Crazy idea, maybe someone tried before.
When building small project, like a weather station, someone would like to have a small (I'm talking about 5x5 cm)solar panel to charge a small battery and let electronics does the trickery.
If we mount the solar cell onto an ACTUAL REAL sunflower, does it have enough "torque" to follow the sun?
I mean only the solar cell, not all the electronics batteries etc... It is not so much weigh!
Let me know what you think
Growing sunflowers begin the day with their heads facing east, swing west through the day, and turn back to the east at night. They will do so for a few days even if they are indoors with a non-moving light source. That suggest that if the solar panel only covered the seed head and left the leaves and stem exposed you might get away with it. There could be problems with rot and attaching the panel, and it is only going to work once the plant is already a reasonable size.
Could you attach a bamboo cane to the stem of the sunflower so that it projected above the flower and attach the solar panel to the cane. That way you would not obscure the flower.
Or maybe even have a pair of balanced solar panels on arms that reach out each side of the flower.
The permutations seem endless.
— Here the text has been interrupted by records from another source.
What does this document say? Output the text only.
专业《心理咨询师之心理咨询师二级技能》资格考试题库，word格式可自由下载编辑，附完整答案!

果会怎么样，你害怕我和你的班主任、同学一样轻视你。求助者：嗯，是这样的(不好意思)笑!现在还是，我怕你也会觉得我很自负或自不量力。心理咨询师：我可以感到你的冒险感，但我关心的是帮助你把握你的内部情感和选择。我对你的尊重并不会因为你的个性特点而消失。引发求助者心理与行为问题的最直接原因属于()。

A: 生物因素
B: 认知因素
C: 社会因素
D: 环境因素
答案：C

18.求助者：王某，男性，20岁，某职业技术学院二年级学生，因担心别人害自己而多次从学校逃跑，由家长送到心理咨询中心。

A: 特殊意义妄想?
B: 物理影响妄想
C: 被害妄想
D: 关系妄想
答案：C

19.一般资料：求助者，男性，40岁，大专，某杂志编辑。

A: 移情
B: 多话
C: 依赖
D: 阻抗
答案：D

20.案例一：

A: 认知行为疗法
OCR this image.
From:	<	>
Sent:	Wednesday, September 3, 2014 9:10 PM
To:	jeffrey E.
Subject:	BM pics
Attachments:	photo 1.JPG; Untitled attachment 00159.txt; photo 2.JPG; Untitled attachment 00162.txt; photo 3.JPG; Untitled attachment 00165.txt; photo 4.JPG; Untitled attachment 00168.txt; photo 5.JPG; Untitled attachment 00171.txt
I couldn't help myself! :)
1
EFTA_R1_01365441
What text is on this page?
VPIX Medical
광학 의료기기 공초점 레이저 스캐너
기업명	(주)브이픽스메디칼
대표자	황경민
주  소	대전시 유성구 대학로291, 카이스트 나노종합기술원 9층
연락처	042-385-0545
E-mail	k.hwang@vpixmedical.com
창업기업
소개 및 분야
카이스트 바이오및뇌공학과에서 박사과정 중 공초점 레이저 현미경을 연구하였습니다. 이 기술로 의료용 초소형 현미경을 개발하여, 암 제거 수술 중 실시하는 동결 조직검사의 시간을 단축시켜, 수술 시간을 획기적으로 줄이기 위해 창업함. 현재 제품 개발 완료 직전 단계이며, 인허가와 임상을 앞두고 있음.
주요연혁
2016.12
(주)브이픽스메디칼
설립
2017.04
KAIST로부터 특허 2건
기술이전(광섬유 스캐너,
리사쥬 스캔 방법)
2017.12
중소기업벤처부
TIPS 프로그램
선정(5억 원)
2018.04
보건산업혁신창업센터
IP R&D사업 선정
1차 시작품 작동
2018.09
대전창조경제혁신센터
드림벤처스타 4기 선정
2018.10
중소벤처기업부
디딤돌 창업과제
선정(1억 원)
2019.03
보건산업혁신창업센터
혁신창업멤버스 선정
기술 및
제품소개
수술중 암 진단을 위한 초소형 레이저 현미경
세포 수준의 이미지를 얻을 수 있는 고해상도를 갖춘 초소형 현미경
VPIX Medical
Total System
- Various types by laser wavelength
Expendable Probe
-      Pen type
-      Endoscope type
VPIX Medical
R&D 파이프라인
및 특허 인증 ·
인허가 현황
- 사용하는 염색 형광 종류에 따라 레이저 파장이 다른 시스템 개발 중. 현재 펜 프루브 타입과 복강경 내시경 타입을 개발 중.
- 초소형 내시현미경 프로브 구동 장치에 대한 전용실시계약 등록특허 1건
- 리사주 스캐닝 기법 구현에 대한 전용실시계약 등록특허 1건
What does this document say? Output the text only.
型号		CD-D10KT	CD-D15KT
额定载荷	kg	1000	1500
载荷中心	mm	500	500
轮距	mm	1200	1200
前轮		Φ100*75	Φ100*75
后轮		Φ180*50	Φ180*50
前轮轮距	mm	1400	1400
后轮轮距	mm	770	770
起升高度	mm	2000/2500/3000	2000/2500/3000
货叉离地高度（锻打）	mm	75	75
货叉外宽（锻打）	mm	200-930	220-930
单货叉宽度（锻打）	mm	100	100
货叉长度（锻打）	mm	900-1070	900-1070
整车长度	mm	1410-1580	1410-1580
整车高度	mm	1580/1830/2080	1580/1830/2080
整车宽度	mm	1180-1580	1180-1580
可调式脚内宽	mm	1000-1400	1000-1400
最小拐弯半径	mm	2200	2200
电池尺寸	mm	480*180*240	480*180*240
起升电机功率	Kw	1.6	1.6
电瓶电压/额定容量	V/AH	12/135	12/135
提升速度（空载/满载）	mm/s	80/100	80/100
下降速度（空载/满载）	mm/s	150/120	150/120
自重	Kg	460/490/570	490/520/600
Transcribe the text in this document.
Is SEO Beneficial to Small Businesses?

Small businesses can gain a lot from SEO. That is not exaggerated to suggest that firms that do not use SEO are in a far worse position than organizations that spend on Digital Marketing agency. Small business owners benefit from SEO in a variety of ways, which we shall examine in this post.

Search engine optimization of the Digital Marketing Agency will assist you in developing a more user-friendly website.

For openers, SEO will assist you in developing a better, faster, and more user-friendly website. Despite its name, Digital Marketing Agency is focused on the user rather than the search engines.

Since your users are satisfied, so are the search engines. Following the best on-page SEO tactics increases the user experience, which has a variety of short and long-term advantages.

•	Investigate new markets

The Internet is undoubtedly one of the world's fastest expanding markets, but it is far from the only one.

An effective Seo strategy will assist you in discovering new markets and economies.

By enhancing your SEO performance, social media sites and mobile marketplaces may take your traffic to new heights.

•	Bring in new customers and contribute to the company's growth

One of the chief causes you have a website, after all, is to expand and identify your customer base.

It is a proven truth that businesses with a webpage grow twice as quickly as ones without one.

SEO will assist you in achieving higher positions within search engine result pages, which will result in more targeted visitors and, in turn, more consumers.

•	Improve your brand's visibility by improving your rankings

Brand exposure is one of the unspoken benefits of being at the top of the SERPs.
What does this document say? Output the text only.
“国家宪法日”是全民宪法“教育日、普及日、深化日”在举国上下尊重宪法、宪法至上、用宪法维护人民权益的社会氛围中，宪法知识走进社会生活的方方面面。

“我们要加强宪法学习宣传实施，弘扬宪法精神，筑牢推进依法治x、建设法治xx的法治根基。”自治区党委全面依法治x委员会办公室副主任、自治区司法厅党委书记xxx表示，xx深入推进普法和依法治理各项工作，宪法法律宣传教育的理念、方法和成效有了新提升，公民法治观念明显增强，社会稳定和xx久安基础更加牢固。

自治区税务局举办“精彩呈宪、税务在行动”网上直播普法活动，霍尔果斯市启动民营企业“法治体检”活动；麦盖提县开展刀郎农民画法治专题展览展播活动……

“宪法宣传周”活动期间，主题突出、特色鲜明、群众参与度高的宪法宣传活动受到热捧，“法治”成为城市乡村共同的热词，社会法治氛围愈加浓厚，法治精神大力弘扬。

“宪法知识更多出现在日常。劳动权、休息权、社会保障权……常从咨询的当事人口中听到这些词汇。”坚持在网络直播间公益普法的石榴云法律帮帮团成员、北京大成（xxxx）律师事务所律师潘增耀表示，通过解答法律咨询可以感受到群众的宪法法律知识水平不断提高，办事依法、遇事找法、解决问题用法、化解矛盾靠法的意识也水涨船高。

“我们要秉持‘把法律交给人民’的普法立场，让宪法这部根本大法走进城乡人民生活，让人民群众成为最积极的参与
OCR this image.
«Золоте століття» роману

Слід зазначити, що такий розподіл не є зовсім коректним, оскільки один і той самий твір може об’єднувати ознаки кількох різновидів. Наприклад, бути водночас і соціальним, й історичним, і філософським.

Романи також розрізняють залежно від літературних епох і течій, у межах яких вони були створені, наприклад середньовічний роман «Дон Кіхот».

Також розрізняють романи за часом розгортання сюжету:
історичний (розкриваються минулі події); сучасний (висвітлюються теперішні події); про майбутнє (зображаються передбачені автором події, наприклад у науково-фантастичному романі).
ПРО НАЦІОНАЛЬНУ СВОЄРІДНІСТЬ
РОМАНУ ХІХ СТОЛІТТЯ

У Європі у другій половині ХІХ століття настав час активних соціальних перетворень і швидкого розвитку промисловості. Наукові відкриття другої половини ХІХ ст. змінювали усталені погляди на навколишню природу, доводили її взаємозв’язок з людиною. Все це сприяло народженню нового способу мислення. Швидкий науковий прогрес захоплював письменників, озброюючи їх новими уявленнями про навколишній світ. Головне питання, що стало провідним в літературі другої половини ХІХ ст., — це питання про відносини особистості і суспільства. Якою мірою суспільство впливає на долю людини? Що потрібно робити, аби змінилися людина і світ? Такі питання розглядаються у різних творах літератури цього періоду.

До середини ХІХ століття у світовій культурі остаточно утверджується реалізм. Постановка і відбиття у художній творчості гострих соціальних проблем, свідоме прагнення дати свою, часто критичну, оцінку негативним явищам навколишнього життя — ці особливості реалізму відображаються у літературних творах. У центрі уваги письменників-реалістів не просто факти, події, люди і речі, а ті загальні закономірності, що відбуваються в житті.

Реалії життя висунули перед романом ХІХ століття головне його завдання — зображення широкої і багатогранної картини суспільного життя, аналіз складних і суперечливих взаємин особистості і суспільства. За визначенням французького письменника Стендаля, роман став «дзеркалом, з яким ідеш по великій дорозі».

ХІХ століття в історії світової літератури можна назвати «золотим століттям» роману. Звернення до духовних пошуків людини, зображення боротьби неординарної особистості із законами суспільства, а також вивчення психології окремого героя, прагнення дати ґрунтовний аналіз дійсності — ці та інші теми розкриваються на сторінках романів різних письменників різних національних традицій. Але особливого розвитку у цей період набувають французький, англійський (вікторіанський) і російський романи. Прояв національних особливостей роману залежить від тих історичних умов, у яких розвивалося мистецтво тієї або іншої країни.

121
And they may not all be mad.
It's unsure how practical this would really be but I think if you made it and made an artsy video it would get some good attention. I'd be willing to bet it would get a Hackaday article if you submitted it.
Danz892:
Thanks you all for the participation!
I repeat, it is a crazy idea, and i does not have a sunflower here at home.
It would be an intersting experiment.
Daniele
They grow fast from seed. I don't see why the idea would not work if the panel is light enough. I agree with @pert than an artsy timelapse video would get a lot of hits.
The linked page is in Turkish, so I can't read it, but the video (the guy has an American accent) is about a TFT display called the Sunflower shield, but doesn't have anything to do with a real sunflower.